Younger bears metabolize medicine faster than older bears. In some cases, much faster. That’s the case with No. 1225, but another dose does it. In three minutes, it’s lights out again for the bear and back to work for us. The biologists have just enough time to attach the collar and put the 300-pound bear in a trap to rest until he revives.
“It’s like us on cough syrup. Our senses might not be the most alert and we might be a little woozy,” Hendricks says. “It’s the same for this bear recovering and we don’t want to turn the bear out on the landscape in that condition. It’s both for the bear’s safety and for human safety.”
We return at dusk. Bear 1225 is sitting up in the trap. Its head hangs down, but it’s alert without looking at us directly. Bear 1225 is not happy about the situation.
A pulley system attached to the truck opens the trap door. Grizz 1225 is free to run, but he doesn’t. Another difference between youngsters and seniors. Newly caught grizzlies hesitate. They don’t know what just happened. They don’t know what is around their neck and they don’t know what’s waiting outside the trap.
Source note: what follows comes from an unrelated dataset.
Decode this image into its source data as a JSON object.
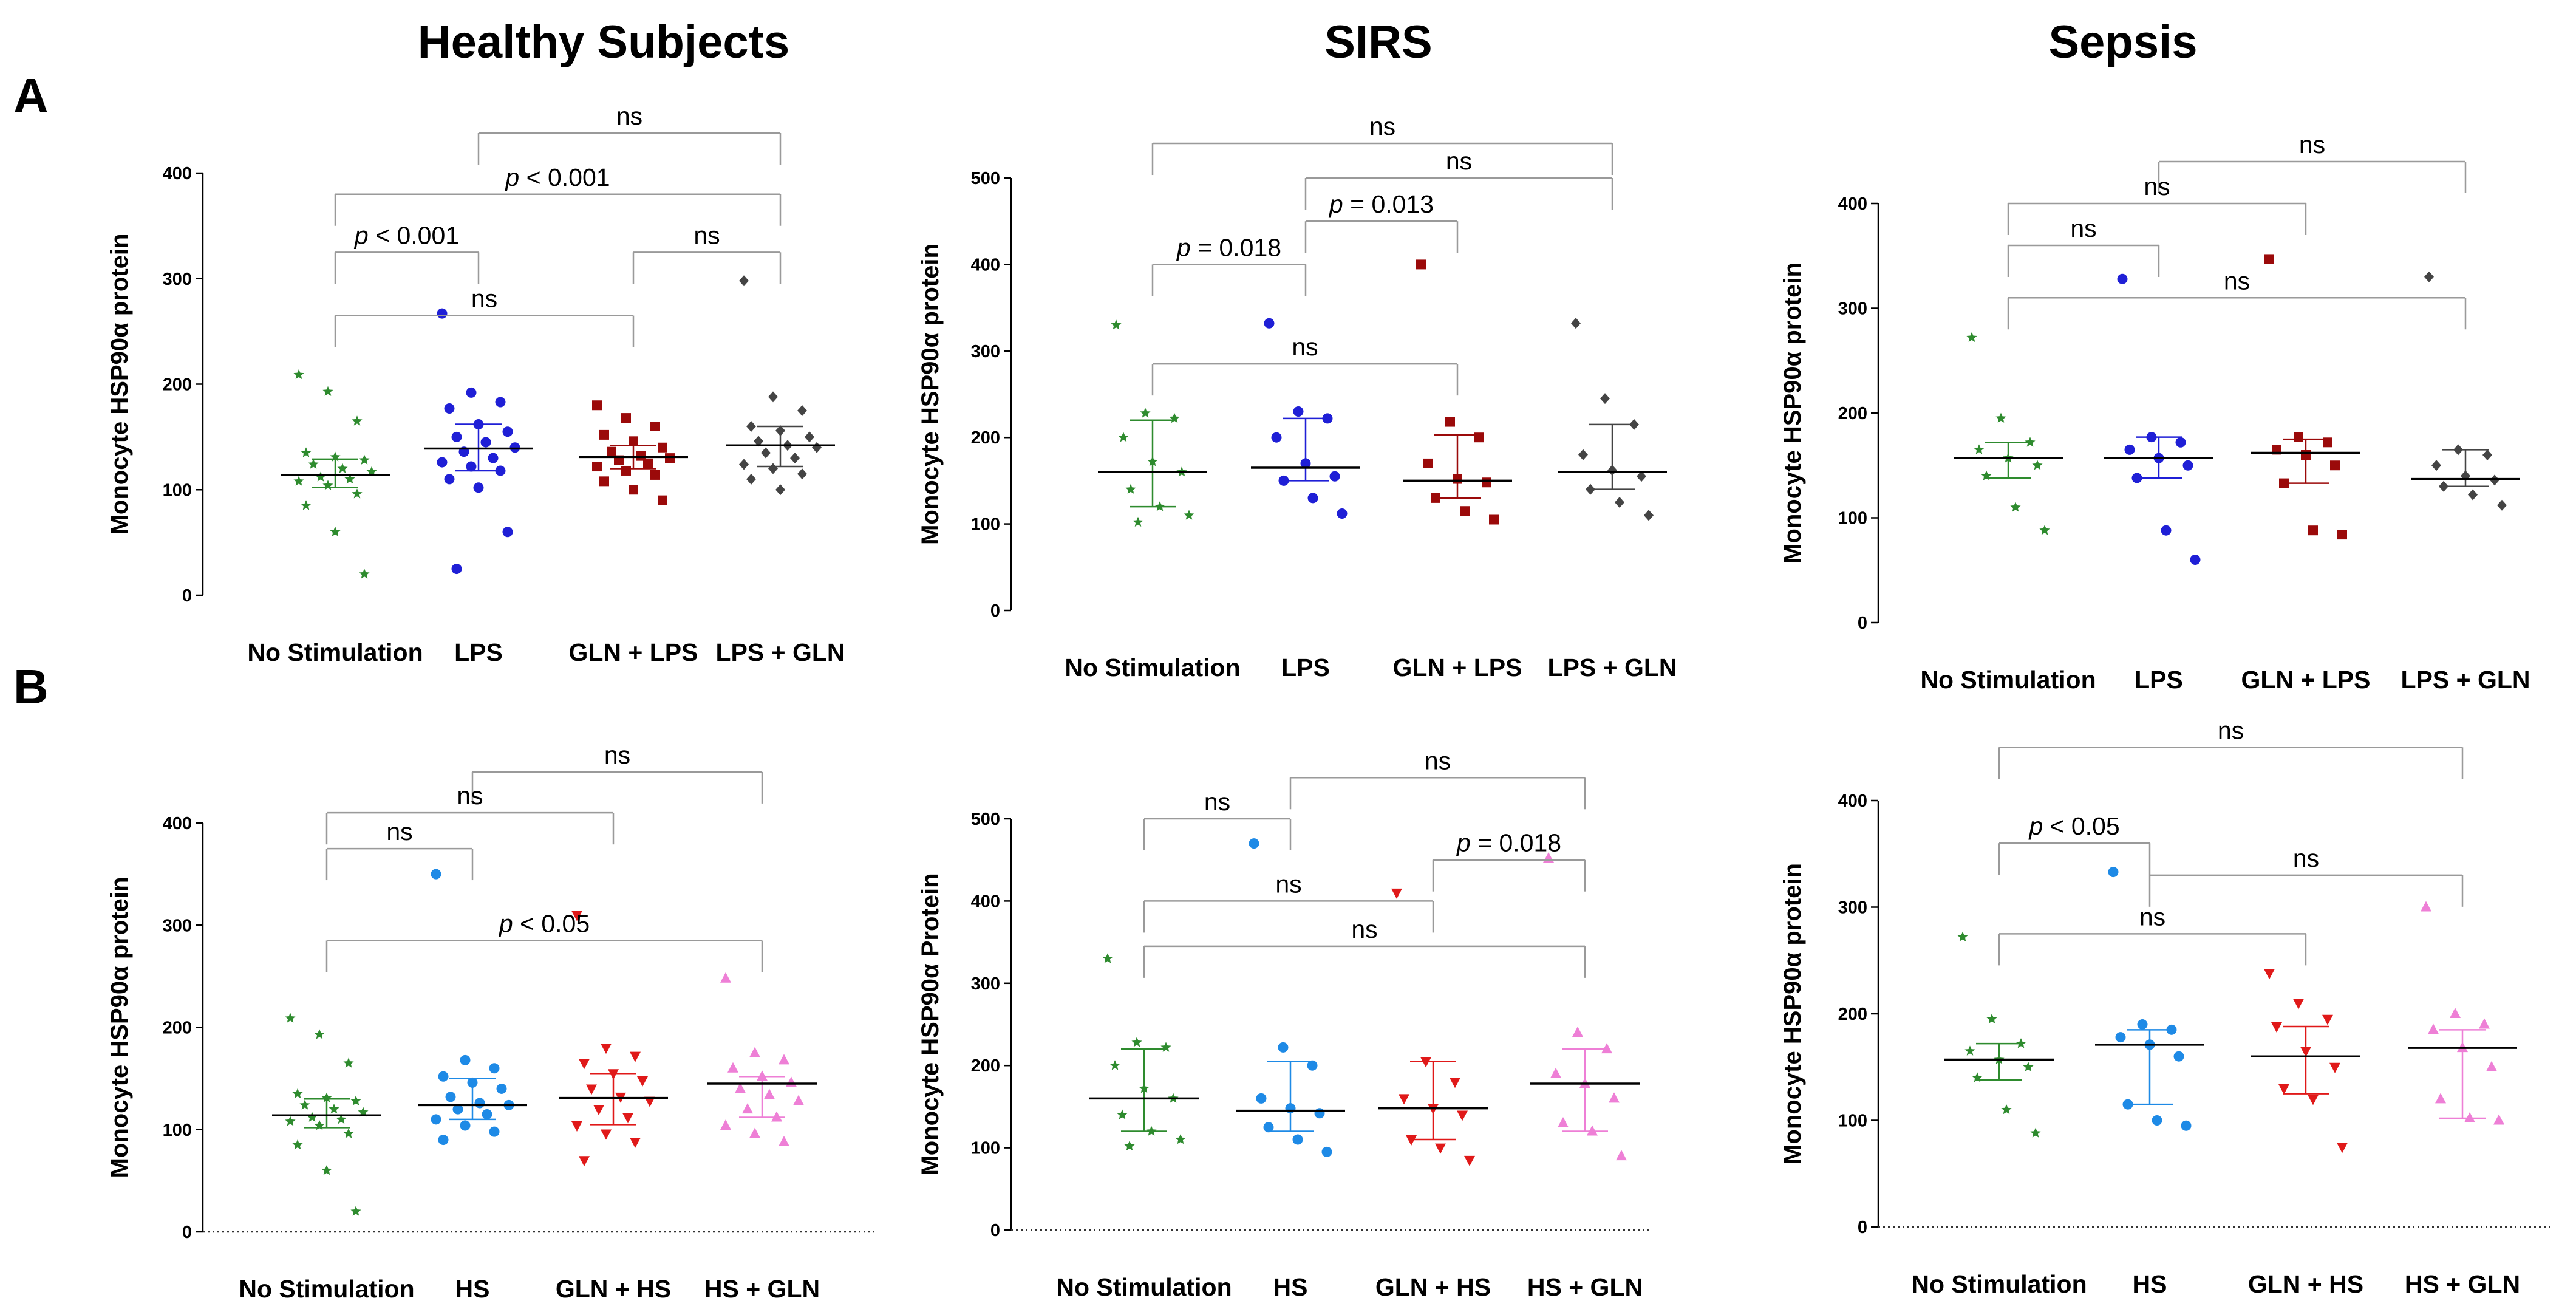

Bears caught often know the routine; eat the road kill, sleep a while, wake up with a necklace, run as soon as the door opens.
“The distance these bears cover and why they do it continually raises so many questions,” Hendricks says. “We always think we’re starting to get a glimpse of what they’re doing and then something new comes up and it blows your mind.”
Once on the move, the bear’s GPS collar sends a signal every 105 minutes. Grizzlies in the Greater Yellowstone Ecosystem can easily wander more than 1,000 miles in a summer. Tracking their movements helps in the game of endangered species recovery, which for grizzlies is decades in the making. There are an estimated 800 to 1,100 grizzly bears in the GYE, which includes Yellowstone National Park and Grand Teton National Park plus portions of Idaho, Montana and Wyoming. About 10 percent of those bears wear GPS collars.
A lot of long, frustrating and smelly days go into collaring grizzlies. Idaho alone spent two months trapping grizzlies in 2016 and only put out three new collars successfully. Grizz 1225 is one of those bears. He’s young, but he’s smart. He dodges snares and still gets dinner. He doesn’t like traps, he doesn’t like shots and he’s quick to rise up when I wish he’d play dead.